I am convinced that the anxiety millennial parents experience is largely due to their quest to control things they just can't control. They're just the flip side of the generation before. The generation prior attempted to control kids into faith through elimination: remove all the bad stuff. This generation tries to control kids into faith (or in the secular world, morality) through curation: give all the good stuff.
Don't be like my parents.
Don't say these words, they are trigger terms.
Don't correct too much, it will break their spirit.
Don't give consequences - they'll become people pleasers.
Don't let a toxin touch their skin; they could get cancer.
Don't feed them that! No, let them eat whatever they want; they need autonomy.
Don't talk about God that way, they'll think He doesn't love them.
Don't talk about sin that way, they'll think it doesn't exist.
On and on it goes, a never-ending cycle of defeat and fear, fear and defeat. What if… we opted out?
Did you know we can do that?
Scripture, and the gospel within it, gives us the option of letting the Lord lead our parenting without fear. If you think you're not a fearful parent, ask yourself why you get so mad when your kids act out. Ask yourself why you feel crippling anxiety about what to say or how to teach or where to lead them. For me, my anger is always linked to an underlying anxiety that if I don't deal with this behavior exactly right, right now, I'll have destroyed my child's foundation for the future. I'm mad because I'm afraid, I feel overwhelmed with figuring out what the best course of action is, and I recently read a pastel meme that told me I'm ruining my kid because I put him in time-out for hitting his sister.

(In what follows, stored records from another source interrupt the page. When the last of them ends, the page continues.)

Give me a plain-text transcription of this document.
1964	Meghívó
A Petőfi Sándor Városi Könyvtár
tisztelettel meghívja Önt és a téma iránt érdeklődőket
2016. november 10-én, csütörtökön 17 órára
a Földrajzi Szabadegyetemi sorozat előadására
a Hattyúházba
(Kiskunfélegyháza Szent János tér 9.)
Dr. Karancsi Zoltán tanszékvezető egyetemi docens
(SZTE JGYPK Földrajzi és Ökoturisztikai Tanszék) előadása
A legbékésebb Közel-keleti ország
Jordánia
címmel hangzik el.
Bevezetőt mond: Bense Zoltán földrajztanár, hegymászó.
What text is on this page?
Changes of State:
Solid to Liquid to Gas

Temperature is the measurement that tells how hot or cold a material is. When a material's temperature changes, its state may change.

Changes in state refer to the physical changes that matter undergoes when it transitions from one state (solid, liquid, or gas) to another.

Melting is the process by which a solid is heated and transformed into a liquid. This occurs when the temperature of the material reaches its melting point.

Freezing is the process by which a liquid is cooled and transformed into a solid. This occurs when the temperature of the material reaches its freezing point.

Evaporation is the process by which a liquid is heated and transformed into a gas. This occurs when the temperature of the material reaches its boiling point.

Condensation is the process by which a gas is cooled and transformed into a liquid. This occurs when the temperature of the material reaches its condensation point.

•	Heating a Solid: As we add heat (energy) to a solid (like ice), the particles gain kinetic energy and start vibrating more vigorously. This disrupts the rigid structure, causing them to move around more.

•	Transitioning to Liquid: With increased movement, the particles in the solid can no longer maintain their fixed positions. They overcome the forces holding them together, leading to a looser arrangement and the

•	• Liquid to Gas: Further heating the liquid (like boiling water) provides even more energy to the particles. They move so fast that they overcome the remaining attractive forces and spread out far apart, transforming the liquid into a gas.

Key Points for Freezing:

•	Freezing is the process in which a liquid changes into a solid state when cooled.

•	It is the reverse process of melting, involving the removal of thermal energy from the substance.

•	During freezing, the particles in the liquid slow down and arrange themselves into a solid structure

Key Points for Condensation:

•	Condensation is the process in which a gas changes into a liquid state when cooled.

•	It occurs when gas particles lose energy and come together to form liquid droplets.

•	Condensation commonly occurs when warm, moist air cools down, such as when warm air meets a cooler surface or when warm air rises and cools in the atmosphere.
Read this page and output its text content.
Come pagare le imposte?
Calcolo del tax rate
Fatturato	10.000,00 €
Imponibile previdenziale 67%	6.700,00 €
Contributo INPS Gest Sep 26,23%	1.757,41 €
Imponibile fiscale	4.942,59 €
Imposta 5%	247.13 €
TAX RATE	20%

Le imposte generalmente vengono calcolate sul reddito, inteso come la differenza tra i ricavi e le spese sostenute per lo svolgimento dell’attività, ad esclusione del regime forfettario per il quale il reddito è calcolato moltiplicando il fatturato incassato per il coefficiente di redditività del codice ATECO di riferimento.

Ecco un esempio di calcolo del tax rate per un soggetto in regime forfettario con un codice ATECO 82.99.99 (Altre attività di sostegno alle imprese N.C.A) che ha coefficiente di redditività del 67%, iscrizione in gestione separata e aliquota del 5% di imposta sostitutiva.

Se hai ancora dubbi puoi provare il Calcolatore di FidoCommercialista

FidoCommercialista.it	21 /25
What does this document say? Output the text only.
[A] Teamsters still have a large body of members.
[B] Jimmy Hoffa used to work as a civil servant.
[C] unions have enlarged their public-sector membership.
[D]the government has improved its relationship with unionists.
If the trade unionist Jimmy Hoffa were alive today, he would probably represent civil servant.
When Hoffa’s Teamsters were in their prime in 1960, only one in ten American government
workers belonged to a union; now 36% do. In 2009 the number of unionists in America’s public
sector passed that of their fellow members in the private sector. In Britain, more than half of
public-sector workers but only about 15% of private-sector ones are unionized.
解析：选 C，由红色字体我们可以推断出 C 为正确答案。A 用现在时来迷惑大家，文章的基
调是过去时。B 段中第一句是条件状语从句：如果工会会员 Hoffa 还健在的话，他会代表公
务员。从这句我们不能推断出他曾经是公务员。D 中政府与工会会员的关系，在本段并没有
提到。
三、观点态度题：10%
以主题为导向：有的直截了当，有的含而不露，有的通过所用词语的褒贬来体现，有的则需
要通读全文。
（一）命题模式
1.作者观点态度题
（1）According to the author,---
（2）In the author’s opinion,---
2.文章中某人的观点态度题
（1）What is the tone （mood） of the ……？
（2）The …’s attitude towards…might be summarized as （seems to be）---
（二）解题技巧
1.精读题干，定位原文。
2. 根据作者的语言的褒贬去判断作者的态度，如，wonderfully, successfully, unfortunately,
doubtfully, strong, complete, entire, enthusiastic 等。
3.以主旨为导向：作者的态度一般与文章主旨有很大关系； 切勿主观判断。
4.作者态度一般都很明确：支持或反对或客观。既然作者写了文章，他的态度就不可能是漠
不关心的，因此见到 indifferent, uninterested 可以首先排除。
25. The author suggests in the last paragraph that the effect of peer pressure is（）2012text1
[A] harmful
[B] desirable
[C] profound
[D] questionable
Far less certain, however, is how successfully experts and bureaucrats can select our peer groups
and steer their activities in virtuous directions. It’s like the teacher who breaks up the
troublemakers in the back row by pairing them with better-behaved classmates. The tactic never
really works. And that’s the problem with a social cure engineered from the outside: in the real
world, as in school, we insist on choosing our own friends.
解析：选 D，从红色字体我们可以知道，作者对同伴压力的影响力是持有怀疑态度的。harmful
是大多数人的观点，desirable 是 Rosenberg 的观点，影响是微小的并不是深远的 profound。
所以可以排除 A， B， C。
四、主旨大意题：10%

In that moment there is something greater than my fear, and I have to stop to see it. What is more important in that moment is my consistent teaching on the sin that separates and the Savior that saves - a Savior not just for my child, but for me. And from His saving grace, I can teach. I can be consistent and explicit is because that's what God is.
Today's parenting peeps will tell you God is all sorts of things, mostly gentle and kind and loving, not so much righteous and holy and all that uncomfortable stuff; and God is indeed gentle and kind or we wouldn't have the Savior we have. God, the one in the Old Testament, the one that Jesus and the Spirit are with and united to - this God saves us. And that's the kindest thing I can think of.
But God is also perfectly consistent in His narrative about Himself and us. His love will not lie about our separated state. His love will not leave us damaging ourselves with violence, anger, judgment, legalism, promiscuity and all our petty sins. He consistently condemns sin, not just because God is “mad” and wants to ruin the fun but because He knows what a just world looks like. We don't. We try, and echoes of His ideas run through the souls of our societies hinting at what could be. But only He knows and only He can make it happen. God is consistent about His anger against sin, and our need to be freed from it, because He is love. His love is always out to protect His own - even from ourselves.
God is also explicit. He operates in specifics on the fundamental things, but He also gives a lot of freedom for walking it out (and His very own Spirit to show us how). The “explicit gospel” is one of my favorite terms because the gospel is nothing if it isn't specific. It's quite frankly garbage if Jesus isn't God and man, if He didn't die, if He wasn't resurrected as proof that His sacrifice was effective to atone. The gospel is an all or nothing deal. You take all of it or none of it; it's useless without all of its parts. These parts include love AND righteousness, sin AND grace, separation AND redemption. We can't keep the parts that we like or think are best and get rid of the rest.
So when I say I try to be both consistent and explicit with my kids, I'm saying this: I teach the same truths, values, and standards day in and day out, hour after hour, sibling fight after fight, backtalk after backtalk, tantrum after tantrum. And the truths I teach are explicit – they contain all of the necessary parts. The truths are not vague:
Jesus cares about you deeply, and He sent His Spirit to help you do what is right. Let's pray right now for His help.
God loves you whether you are happy, sad, or mad, and He also expects you to honor others with your actions and feelings.
I see kindness in you. The way you are acting is hurtful to God and people and it's not consistent with who God made you to be. I'm teaching you how to choose better.